Years ago I returned to Auckland where hunting opportunities were limited compared to my previous stations. A friend invited me to join the indoor 22 rifle club. He then proceeded to beat me in the competitions. This was intolerable to me. He used a rifle with a heavy match barrel which I thought was contrary to the spirit of the competition. My old faithful Brno was not up to the task. I needed a better rifle which still met my definition of a sporting rifle. We got a shipment of Remington 541S rifles at work. Had to try one. It worked. I could beat him. The proper order of things was restored. Had to analyse what was different between the two rifles.
Accuracy was not the issue. Both rifles were very accurate. You lost points because you made a mistake in your hold or trigger let off. Checked the trigger release on both rifles and the Remington was superior, not by much, but enough to get more points.
The other difference was more subtle. My Brno was set up as a working rifle and I had been very successful with it, it was an outstanding field rifle. However, the scope was noticeably higher relative to the stock than the Remington. Mounting the rifles one after the other in all four shooting positions showed a marked difference in contact between my cheek and the butt. There was more support for my head with the Remington.There are four points of contact between your body and the rifle, each is important. The common term for the contact between cheek and butt is cheek weld. The scope should be at a correct height to enable you to get a good cheek weld.

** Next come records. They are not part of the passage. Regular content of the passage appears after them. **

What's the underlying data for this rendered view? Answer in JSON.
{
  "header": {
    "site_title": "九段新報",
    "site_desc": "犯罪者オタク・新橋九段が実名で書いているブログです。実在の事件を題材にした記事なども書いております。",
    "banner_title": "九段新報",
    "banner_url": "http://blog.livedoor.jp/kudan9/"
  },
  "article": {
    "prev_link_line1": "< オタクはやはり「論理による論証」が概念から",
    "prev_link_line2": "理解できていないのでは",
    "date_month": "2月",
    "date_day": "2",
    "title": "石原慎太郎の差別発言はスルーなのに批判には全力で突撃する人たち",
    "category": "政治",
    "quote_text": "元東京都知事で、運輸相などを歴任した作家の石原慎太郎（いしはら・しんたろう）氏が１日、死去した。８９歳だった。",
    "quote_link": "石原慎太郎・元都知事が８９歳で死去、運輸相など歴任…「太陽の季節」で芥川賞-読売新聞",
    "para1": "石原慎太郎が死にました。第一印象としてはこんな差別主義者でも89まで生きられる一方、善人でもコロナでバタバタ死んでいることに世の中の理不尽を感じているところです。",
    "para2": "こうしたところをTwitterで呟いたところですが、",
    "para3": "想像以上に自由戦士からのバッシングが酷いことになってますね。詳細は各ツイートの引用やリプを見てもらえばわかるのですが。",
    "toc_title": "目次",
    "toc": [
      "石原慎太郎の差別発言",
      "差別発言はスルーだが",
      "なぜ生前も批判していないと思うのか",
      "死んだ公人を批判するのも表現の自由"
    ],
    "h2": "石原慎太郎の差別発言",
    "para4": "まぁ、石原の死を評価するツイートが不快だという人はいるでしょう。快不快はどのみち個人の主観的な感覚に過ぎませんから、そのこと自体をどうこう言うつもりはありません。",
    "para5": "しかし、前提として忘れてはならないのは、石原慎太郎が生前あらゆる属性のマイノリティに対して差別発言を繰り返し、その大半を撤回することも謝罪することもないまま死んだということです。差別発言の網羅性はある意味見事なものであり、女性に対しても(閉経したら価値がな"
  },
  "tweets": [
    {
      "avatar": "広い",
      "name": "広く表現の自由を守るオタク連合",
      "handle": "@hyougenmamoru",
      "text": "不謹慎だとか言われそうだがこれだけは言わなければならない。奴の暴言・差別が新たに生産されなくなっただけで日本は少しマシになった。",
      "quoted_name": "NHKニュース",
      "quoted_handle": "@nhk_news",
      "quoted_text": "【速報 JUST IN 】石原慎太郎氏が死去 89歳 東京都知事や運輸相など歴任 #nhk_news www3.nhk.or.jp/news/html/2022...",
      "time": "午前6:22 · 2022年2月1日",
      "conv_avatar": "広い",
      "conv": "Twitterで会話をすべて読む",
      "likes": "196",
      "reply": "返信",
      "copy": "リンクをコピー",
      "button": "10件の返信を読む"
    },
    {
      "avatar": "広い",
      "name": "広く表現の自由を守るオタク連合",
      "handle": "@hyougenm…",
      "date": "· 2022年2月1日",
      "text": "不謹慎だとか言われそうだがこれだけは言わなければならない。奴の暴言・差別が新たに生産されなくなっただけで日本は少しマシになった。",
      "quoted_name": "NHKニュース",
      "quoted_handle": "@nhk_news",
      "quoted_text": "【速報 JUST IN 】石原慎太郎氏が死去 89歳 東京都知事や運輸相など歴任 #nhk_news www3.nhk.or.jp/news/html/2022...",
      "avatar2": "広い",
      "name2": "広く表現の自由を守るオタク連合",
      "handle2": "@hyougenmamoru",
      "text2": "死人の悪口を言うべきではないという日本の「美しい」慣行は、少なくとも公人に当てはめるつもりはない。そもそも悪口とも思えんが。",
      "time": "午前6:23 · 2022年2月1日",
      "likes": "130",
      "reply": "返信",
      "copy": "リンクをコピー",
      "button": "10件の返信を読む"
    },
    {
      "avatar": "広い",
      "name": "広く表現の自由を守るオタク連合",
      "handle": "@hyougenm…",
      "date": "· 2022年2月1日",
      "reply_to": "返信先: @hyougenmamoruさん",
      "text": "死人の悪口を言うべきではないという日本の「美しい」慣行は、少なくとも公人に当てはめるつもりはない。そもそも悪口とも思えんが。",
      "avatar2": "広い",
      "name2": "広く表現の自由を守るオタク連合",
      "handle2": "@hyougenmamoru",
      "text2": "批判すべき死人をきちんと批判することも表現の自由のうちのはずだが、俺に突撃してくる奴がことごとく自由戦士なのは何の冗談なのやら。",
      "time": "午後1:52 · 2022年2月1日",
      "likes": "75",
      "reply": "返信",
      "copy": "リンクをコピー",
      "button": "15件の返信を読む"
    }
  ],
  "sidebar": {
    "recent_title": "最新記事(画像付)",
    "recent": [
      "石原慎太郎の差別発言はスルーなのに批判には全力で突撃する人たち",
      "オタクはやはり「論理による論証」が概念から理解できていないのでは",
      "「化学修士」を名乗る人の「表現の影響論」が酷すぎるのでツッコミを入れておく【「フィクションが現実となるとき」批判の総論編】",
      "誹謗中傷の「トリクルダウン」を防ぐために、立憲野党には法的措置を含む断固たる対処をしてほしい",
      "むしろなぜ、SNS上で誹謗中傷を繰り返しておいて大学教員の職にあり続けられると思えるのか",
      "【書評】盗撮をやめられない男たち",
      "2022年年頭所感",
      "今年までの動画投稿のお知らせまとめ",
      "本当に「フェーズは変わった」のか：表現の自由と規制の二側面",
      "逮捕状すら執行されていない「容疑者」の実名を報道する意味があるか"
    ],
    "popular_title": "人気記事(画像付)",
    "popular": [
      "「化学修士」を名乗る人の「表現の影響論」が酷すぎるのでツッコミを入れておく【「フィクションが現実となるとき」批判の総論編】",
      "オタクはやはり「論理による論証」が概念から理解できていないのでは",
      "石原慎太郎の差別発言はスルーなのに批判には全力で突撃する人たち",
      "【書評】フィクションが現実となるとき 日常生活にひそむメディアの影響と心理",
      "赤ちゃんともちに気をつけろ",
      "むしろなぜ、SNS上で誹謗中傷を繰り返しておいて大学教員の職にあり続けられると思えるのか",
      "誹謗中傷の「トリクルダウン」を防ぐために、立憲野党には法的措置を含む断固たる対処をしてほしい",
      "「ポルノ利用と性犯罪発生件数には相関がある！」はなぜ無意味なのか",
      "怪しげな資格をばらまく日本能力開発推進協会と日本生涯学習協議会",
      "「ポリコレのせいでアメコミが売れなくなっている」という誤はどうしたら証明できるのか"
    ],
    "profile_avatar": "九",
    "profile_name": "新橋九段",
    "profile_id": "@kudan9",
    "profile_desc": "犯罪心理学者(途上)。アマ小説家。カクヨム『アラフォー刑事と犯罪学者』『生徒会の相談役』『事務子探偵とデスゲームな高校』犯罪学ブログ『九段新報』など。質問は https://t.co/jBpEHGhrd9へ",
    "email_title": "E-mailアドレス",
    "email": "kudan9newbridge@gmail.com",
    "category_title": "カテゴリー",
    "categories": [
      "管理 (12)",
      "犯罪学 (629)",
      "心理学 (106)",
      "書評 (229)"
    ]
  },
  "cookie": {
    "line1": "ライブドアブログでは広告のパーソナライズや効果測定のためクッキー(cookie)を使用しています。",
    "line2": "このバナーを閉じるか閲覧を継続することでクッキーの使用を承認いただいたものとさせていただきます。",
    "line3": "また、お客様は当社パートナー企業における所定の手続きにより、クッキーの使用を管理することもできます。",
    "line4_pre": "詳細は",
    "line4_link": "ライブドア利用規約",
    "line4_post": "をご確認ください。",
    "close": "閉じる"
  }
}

I think a crucial element of rifle fit is the ease with which you can see clearly through your scope in all four positions. As you go from prone, to sit, to kneel, then stand, your eye gets further away from the rear of the scope. A mistake I’ve seen made is that the scope fitter will position the scope for optimal eye relief in the standing position. They clearly have not been successful competition shooters. I prefer to adjust the scope location so that I get a full field of view with the scope as far forward as possible while I’m in the standing position. Then as my eye gets closer in the kneel and sit the scope field is optimal. In the prone position the scope can sometimes be a little close but a bit of wriggling and maybe shooting with a little blurring around the edge works. Hard out competition shooters will have adjustable stocks to help with these issues but these adjustments are not sensible on a field rifle.
A couple of subtleties but they made a difference. Sadly, my cobber who took me along to rifle club drowned in the Churchill wetlands during a big flood.